Loin de se laisser déstabiliser, le président du Racing Club d'Abidjan dirigeant sportif affiche une détermination sans faille. « Ils ne me connaissent pas. Plus on me menace, moins je recule. La menace est l'arme de celui qui n'a pas d'arguments », lance-t-il avec fermeté, dénonçant des pratiques qu'il juge incompatibles avec les valeurs du sport.
Pour Souleymane Cissé, ces agissements traduisent avant tout la difficulté du système actuel à accepter une candidature indépendante, portée par un homme qui revendique son expérience de terrain plutôt que son appartenance à un quelconque réseau d'influence.
Interpellé sur les interrogations suscitées autour de sa nationalité, le candidat se montre tout aussi serein. Il rejette catégoriquement les accusations et rappelle son parcours au service du football ivoirien.

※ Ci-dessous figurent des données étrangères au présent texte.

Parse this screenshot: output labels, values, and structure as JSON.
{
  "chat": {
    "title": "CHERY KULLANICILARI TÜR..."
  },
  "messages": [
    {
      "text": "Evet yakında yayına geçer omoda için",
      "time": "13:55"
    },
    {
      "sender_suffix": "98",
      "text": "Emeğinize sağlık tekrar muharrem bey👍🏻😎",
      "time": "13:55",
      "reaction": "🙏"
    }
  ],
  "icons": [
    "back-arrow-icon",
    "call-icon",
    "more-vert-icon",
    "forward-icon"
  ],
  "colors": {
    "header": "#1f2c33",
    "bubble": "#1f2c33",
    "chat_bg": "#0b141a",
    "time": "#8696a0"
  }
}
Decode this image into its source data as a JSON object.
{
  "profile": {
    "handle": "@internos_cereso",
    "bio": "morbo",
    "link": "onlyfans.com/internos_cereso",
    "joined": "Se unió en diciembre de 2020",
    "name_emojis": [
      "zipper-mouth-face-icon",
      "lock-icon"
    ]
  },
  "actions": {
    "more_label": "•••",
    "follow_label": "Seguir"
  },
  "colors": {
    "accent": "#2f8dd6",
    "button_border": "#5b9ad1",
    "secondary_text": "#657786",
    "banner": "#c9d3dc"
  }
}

« Je suis rentré en Côte d'Ivoire pour servir mon pays, à la suite de l'appel du Président Alassane Ouattara. Je ne sais faire qu'une chose : le football. J'ai servi ce sport dans tous ses compartiments », affirme-t-il.
Il poursuit en dénonçant les attaques dirigées contre sa personne : « On ne peut pas chercher aujourd'hui des arguments extrasportifs pour écarter quelqu'un qui veut simplement servir le football ivoirien. »
Dans une course où les équilibres politiques et les alliances traditionnelles pèsent souvent lourd, Souleymane Cissé veut incarner une alternative. Son ambition est de convaincre les acteurs du football ivoirien qu'une autre gouvernance est possible, fondée sur la compétence, la formation des jeunes, le management sportif et une meilleure organisation des compétitions.
À mesure que l'échéance électorale approche, cette sortie médiatique pourrait rebattre les cartes et alimenter davantage le débat autour de la gouvernance du football ivoirien. Une chose est certaine. Souleymane Cissé affirme qu'il ne renoncera pas à son combat, malgré les obstacles qu'il dit rencontrer sur son chemin vers la présidence de la FIF.